Christians see the prophetic office to be more like a stairway. On that stairway each prophet stands upon one stair step, with succeeding prophets not only confirming the previous prophet’s message, but also providing new understanding that takes the knowledge of God another step higher. Jesus, then, stands at the highest level at the right hand of God. There is no higher that one can go. This is the second barrier I observe.
3. The theological problem
Moses said that if any prophets came after him who provided a directly contradictory message from what Moses taught, that this prophet should not be accepted. Christians see the death and resurrection of Jesus to be the fulfillment of what all the previous prophets announced would happen. If in fact, the message of Mohammad says that Jesus did not die, then according to Moses’ teaching, Mohammad should be rejected on that basis.
According to the New Testament, Jesus is the Messiah, the Savior of the world. Standing at the top of the upward path (stairway) to God, Jesus introduces Allah as Abu. No longer need we think of God as one would think of a great emperor far away in his palace, sending down edicts through his imperial couriers, the prophets, but rather coming down himself to bring us up to live in his house. In order to make us fit for living in his house, he cleanses us from our sins so we will not defile his holy dwelling with even the smallest of sins. In the New Testament Jesus is presented not as merely a prophet courier of messages, but rather as the Savior Prime Minister of God who opens the gates of the heavenly city to all who ask to be cleansed of their sins by faith in the death of Christ, and seek to live holy lives for him.
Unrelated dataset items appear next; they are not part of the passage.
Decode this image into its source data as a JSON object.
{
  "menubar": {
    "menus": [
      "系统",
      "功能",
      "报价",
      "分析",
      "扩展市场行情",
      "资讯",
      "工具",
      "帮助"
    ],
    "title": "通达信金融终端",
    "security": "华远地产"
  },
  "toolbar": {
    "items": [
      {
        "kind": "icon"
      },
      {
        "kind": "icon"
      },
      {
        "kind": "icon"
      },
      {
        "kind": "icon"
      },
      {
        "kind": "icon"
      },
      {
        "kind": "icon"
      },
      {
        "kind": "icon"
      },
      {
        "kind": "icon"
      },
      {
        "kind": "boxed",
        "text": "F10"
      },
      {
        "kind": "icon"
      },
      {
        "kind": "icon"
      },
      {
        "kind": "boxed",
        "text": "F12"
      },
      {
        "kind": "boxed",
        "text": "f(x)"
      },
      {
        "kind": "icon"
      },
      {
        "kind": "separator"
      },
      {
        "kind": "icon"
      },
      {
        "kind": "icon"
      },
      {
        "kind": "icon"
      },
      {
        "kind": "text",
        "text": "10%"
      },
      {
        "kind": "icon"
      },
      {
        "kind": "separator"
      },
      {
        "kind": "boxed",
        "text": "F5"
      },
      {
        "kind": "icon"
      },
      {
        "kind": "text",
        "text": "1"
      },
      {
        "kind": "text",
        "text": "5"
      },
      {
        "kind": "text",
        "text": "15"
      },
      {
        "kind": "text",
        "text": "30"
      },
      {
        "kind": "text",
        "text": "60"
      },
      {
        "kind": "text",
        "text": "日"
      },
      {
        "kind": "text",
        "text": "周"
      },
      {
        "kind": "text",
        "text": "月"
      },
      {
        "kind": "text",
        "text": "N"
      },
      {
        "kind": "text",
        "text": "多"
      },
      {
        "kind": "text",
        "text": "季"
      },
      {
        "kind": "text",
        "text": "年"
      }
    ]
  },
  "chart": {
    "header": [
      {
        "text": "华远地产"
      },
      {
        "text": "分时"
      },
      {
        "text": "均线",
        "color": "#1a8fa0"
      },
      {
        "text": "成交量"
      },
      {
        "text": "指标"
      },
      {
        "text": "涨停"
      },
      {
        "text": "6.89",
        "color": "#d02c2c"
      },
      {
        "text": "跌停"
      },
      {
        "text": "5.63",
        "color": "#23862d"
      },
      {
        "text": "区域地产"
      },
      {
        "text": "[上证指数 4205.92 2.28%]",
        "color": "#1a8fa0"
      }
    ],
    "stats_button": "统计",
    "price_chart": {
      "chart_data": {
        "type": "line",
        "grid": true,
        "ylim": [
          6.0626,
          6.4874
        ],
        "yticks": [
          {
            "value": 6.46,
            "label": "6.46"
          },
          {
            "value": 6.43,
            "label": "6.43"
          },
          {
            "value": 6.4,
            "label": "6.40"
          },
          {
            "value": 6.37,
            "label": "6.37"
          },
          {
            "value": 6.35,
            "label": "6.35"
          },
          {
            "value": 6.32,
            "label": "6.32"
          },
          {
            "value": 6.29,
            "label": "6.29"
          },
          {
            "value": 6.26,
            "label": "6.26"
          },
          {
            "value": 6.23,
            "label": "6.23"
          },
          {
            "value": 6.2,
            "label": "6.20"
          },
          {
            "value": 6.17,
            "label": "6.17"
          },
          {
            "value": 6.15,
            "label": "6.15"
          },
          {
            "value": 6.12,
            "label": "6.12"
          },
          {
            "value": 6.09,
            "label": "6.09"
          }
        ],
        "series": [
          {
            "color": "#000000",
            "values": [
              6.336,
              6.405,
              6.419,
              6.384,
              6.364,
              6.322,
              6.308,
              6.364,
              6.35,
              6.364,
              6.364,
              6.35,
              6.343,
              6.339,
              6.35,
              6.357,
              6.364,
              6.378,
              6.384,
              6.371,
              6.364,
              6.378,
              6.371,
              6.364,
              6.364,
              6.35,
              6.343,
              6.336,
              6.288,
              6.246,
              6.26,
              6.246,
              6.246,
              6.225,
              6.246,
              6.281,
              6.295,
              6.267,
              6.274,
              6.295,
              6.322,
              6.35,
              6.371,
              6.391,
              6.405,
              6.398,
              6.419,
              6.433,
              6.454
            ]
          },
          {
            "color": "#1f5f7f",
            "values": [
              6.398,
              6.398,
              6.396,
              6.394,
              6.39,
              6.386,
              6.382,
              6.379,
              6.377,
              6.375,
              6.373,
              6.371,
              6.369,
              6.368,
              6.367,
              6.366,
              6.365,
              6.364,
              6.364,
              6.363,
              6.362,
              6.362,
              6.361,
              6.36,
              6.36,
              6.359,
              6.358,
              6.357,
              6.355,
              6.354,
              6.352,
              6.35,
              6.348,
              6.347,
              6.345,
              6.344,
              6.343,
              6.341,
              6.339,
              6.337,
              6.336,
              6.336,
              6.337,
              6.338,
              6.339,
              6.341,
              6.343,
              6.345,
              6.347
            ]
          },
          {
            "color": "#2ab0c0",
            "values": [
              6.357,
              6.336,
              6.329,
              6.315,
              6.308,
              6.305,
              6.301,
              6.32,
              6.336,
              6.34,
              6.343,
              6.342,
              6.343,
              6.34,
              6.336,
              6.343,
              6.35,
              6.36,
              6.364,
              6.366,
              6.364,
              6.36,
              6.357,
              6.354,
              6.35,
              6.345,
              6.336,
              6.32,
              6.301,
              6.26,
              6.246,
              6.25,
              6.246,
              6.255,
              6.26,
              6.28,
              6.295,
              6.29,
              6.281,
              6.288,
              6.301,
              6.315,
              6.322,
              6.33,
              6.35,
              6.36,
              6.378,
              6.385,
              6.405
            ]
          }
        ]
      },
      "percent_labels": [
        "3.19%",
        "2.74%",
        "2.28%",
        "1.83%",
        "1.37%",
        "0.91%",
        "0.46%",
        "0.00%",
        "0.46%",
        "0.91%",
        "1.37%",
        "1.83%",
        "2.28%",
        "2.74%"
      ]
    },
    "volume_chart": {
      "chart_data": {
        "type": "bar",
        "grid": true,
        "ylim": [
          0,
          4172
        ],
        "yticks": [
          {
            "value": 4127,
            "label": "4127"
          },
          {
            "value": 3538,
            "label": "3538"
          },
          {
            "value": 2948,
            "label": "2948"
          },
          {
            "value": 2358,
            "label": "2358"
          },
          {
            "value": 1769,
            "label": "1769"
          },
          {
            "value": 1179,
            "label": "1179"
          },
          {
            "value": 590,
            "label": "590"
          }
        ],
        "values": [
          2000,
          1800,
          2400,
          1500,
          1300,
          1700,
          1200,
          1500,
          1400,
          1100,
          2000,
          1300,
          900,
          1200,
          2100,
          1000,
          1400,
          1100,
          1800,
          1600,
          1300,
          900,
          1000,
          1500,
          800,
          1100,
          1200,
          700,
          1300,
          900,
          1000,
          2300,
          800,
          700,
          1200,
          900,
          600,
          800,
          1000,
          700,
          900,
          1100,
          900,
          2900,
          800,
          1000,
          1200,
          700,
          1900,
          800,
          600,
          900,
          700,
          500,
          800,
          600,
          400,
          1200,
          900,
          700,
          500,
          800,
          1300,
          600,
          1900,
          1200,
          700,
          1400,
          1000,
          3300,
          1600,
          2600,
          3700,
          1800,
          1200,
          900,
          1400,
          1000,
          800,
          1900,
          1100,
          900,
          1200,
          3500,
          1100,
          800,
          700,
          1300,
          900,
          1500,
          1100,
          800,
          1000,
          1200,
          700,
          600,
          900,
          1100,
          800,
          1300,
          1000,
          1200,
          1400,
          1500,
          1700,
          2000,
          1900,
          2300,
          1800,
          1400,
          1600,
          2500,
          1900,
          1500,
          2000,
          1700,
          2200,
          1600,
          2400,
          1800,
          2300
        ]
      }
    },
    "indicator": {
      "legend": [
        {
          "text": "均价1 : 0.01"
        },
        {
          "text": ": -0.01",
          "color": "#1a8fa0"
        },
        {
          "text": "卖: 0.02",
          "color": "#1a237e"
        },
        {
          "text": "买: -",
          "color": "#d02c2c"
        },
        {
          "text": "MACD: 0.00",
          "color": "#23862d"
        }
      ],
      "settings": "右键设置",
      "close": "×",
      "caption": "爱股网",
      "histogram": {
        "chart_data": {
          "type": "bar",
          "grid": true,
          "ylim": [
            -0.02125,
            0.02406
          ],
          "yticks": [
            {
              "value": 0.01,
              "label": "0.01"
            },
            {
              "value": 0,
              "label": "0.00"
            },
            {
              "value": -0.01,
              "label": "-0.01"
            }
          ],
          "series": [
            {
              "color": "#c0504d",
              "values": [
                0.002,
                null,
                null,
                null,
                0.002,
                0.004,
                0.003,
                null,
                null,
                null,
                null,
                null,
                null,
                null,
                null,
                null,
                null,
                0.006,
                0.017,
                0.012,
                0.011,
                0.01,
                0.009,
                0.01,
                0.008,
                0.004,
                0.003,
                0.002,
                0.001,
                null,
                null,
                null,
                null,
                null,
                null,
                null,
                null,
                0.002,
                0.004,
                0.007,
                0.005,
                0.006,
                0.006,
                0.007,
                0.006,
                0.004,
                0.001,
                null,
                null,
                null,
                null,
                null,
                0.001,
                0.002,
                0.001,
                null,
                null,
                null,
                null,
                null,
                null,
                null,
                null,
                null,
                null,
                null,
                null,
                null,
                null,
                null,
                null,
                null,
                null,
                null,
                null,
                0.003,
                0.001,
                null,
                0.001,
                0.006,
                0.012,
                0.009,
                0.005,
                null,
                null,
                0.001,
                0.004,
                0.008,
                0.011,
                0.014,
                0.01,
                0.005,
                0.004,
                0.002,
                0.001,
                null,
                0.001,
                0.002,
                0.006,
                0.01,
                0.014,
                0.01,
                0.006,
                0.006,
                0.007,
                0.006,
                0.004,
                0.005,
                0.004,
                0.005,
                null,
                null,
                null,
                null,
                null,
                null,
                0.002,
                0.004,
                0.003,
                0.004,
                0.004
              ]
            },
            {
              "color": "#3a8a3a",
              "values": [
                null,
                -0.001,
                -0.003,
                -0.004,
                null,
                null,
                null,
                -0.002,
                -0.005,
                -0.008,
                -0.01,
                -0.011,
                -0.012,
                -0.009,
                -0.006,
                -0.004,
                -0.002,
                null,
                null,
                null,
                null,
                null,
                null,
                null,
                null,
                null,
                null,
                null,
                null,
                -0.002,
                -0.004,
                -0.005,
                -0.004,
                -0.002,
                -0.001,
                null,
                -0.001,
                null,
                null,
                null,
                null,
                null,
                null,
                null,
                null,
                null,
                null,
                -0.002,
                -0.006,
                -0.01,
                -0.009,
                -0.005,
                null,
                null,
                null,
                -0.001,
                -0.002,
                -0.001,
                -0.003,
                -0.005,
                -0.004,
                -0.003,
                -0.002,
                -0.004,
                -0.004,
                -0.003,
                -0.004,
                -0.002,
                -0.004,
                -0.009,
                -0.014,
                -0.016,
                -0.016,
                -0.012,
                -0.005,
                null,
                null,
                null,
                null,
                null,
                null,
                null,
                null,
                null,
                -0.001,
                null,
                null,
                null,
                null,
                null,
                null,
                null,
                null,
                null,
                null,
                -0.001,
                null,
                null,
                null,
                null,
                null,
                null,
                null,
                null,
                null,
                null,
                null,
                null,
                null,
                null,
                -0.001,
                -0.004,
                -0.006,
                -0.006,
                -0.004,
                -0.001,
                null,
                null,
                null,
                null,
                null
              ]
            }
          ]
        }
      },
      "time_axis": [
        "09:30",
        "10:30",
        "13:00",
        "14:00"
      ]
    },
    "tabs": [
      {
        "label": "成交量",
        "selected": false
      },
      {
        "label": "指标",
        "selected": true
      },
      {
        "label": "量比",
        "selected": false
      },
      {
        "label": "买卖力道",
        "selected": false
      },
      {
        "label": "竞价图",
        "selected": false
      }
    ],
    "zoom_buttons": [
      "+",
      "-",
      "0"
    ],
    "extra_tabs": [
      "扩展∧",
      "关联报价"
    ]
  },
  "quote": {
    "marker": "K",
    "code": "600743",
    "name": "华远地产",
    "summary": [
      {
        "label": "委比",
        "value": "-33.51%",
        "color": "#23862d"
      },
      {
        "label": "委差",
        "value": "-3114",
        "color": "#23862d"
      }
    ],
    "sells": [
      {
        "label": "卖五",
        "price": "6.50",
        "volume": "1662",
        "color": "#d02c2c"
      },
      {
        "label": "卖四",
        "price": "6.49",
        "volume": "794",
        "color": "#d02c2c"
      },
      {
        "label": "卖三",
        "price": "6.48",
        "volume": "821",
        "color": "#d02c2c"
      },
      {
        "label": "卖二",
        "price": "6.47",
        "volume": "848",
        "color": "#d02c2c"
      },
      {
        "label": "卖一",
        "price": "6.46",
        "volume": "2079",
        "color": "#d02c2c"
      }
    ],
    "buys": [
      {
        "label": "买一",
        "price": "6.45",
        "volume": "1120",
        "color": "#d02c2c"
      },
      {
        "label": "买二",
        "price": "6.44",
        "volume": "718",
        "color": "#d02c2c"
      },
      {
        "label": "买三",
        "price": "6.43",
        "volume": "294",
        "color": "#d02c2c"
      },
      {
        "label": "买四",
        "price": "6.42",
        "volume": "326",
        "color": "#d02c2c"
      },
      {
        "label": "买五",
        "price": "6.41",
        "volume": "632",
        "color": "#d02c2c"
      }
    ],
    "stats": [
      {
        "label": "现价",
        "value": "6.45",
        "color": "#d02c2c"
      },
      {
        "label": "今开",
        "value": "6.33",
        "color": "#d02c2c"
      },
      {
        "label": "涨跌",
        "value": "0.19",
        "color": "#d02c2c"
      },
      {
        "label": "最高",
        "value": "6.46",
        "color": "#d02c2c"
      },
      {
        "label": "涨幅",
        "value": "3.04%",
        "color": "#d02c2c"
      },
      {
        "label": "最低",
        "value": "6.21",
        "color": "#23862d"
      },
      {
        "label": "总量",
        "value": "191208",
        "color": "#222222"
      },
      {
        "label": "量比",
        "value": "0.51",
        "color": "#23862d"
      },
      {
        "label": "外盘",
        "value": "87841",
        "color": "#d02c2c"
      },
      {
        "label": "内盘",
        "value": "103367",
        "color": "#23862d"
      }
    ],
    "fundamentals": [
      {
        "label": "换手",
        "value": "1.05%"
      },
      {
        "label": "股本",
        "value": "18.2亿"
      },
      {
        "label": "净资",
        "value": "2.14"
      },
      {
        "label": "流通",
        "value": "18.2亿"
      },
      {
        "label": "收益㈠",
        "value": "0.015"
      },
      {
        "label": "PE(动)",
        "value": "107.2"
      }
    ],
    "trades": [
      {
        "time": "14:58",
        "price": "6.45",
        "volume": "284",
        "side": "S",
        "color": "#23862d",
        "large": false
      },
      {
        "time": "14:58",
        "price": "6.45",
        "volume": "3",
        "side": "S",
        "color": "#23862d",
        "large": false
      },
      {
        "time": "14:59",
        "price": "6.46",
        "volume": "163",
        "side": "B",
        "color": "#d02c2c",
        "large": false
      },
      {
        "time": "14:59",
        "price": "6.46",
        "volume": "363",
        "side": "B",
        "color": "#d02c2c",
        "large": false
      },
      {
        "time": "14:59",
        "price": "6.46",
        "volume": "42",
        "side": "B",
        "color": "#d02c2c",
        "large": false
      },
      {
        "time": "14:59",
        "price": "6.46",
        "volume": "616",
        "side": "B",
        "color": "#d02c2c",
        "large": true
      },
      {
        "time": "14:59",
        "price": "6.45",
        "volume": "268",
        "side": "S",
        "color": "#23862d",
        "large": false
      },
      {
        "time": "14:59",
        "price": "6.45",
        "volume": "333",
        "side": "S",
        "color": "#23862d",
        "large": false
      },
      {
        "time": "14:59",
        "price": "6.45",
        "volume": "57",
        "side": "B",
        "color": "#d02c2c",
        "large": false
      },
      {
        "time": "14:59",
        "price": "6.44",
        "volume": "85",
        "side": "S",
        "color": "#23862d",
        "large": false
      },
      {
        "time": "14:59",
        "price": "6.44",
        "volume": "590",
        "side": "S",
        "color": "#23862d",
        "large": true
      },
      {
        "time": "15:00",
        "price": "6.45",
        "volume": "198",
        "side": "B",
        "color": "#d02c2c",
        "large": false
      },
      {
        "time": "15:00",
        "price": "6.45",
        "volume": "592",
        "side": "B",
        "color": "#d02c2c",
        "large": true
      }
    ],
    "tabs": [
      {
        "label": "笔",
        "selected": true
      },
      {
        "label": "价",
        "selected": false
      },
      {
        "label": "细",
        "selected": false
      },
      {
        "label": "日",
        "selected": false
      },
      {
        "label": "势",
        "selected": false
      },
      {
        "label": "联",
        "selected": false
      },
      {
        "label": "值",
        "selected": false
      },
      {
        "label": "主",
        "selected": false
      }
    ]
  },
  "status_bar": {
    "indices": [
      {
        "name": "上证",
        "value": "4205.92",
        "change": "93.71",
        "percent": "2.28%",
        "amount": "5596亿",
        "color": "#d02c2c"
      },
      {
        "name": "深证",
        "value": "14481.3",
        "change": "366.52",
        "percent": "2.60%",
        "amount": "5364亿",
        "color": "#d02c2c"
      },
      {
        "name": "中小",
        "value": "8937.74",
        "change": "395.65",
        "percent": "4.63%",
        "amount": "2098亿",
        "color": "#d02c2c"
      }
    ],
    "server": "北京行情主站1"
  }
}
The theological problem for Christians is not the issue of how many Gods there are, but the issue of what the one God actually is like and what God has done. I believe that these three barriers are the essential barriers that Christians have found impossible to cross when it comes to faith in the Koran and the Koranic messenger, Mohammad, despite Christian appreciation for the good character of Mohammad, and the benefits of Islamic civilization in its early centuries of political, social, and educational experimentation.
If these three barriers can be overcome or bridged somehow, then you will surely begin making Muslims out of all of us.